Microsoft też stara się rozszerzać możliwości dla swojego jedynego na razie ubieralnego gadżetu – inteligentnego trackera aktywności Band. Model ma sporo możliwości, a kolejne są odkrywane przez dodatkowe aktualizacje oprogramowania. Tym razem gigant z Redmond wszedł we współpracę ze specami od golfa, czyli firmą TaylorMade. Dzięki partnerstwu udało się przygotować nową funkcję sportową, a konkretniej elementami, które będą towarzyszyć w trakcie treningu lub gry w golfa. Na rynku jest już sporo ubieralnych gadżetów zorientowanych właśnie na tę dyscyplinę, a także smartwatche zyskują dedykowane aplikacje do analizy gry.

Szkoda, że Microsoft nie zaczął lepiej promocji już na początku, ale cieszy fakt, że kolejne update’y rozszerzają opcje sportowej „bransoletki”.  Wewnątrz gadżetu jest moduł GPS, co bardzo ułatwia wdrożenie funkcji golfowych. Właśnie modele z tym podzespołem są w stanie zaoferować odpowiednie dla golfisty możliwości. To przewaga Microsoftu nad wieloma rywalami. Już wspomniałem, że jest kilku przedstawicieli segmentu wearable jest w stanie sprostać temu zdaniu, ale nadal niewielu. Band ma dać sportowcom nie tylko tabelę wyników, ale i możliwość oceny dystansu do dołka. Nie muszę chyba pisać jak ważne jest to przed uderzeniem piłeczki.

Wystarczy zsynchronizować tracker z aplikacją mobilną Health, by zacząć śledzić odpowiednie informacje na nadgarstku (bez wyjmowania smartfona z kieszeni). Użytkownik może dobrać formę współpracy na treningową lub oficjalną, czyli analizującą pojedynek. Aplikacja analizująca odczyty zbierze przy okazji statystyki i dane na temat spalonych kalorii, co potem możemy dokładniej prześledzić. Kalorii nie spalimy zbyt wiele (choć sam spacer po ogromnym terenie będzie na duży plus), ale tablicę wyników będzie można porównywać w czasie.

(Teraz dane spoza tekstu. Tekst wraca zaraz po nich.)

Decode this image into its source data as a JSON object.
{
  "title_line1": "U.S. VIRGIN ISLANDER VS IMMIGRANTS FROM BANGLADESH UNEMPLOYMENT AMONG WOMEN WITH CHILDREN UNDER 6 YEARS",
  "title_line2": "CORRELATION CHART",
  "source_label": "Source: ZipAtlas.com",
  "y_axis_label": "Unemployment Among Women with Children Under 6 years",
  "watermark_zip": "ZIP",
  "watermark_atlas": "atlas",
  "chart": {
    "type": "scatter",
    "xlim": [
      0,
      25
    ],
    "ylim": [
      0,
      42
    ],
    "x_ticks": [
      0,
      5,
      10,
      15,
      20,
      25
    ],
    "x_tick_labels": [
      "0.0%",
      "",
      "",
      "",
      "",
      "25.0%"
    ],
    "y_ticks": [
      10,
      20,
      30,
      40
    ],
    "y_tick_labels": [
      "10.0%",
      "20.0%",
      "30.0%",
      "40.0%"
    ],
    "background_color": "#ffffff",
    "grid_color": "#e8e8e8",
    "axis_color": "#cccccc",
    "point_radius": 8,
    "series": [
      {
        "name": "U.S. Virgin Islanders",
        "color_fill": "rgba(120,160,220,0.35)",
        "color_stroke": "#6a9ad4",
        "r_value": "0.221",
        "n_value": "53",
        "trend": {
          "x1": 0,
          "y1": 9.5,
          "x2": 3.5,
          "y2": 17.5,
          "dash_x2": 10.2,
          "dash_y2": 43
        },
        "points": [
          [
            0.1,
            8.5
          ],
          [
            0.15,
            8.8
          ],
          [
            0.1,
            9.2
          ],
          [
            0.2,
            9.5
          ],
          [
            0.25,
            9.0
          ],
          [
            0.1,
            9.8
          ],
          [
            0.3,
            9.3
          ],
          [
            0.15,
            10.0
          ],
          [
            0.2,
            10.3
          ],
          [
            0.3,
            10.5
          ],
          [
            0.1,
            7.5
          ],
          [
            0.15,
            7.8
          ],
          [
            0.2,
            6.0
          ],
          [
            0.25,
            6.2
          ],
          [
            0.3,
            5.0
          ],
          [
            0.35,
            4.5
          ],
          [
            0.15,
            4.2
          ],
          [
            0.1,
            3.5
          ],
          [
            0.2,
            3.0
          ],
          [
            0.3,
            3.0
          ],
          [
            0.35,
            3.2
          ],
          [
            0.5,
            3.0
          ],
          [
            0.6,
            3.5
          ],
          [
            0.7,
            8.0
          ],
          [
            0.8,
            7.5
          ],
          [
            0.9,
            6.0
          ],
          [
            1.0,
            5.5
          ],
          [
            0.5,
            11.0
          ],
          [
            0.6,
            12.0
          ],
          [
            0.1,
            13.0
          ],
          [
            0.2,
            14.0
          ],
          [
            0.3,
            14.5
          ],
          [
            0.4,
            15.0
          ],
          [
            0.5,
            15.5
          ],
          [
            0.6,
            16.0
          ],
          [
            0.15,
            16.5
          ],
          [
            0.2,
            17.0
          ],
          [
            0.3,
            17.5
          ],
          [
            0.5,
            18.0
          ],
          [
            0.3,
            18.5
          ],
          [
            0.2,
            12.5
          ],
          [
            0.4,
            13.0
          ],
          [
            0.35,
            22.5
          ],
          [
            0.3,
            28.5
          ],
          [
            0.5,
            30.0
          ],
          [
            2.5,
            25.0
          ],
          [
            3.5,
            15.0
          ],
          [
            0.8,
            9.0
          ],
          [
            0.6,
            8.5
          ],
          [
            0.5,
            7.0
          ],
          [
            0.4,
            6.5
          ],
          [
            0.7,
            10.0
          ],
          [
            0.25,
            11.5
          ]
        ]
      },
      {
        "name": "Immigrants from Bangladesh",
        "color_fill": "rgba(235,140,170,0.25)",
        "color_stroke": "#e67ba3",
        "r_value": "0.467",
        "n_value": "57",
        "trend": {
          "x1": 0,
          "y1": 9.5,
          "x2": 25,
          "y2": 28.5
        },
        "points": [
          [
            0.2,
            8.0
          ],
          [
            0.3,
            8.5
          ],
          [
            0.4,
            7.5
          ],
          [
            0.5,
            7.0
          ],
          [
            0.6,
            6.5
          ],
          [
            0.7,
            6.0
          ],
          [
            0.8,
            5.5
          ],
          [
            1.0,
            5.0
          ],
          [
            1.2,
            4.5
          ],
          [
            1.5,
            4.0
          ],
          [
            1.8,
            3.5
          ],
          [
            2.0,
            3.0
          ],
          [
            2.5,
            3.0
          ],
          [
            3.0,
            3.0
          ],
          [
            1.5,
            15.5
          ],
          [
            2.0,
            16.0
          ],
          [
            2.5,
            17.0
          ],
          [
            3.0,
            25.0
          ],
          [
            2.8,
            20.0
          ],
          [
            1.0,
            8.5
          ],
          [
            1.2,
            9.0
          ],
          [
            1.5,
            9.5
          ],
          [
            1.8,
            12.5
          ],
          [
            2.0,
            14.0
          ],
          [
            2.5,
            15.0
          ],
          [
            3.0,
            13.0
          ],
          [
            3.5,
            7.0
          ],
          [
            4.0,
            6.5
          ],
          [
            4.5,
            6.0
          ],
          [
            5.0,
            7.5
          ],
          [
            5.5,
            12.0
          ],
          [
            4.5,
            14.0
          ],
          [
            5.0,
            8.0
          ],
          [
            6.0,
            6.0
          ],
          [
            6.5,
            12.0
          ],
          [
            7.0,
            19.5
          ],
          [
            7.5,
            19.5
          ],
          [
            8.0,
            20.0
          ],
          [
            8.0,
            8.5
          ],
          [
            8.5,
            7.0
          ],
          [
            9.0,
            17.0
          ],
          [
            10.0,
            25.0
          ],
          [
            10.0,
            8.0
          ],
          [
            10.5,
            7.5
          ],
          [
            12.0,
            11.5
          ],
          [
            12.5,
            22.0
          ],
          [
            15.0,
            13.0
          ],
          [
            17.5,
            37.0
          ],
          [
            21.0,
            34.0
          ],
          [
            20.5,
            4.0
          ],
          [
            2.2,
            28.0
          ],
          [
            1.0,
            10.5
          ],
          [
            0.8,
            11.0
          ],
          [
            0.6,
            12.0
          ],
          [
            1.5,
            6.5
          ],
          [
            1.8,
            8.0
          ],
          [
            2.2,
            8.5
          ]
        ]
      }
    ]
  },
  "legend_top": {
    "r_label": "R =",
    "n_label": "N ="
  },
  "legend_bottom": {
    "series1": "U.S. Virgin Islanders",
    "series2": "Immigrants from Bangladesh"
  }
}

Pliki można będzie też powiązać z kontem TaylorMade, tj. platformą myRoundPro. Zyskamy w ten sposób mapkę z oznaczeniem naszych uderzeń i analizę gry.

Generalnie zaoferowane funkcje nie są specjalnie potrzebne profesjonalistom, ale amatorzy mający problem z niektórymi elementami gry, ułatwią sobie zadania. I tak koncentracja jest najważniejsza, więc nie powinno to wpłynąć bezpośrednio na poziom rywalizacji w kwestiach technicznych. Aktualizacja dla Banda ma pojawić się w przeciągu kilku tygodni. Wciąż brakuje mi typowe smartwatcha w ofercie Microsoftu. Mógłby przejąć sporo funkcji, a nie skupiać się wyłącznie na formie sportowo-fitnessowej. Łącznie z formatem samego ubieralnego gadżetu. Bardzo podobne możliwości dla golfiarzy ma inteligentny zegarek od Sony w wersji SmartWatch 3. Amatorzy golfa zainteresują się też sensorami do kijów, które mogą poprawić ich styl gry.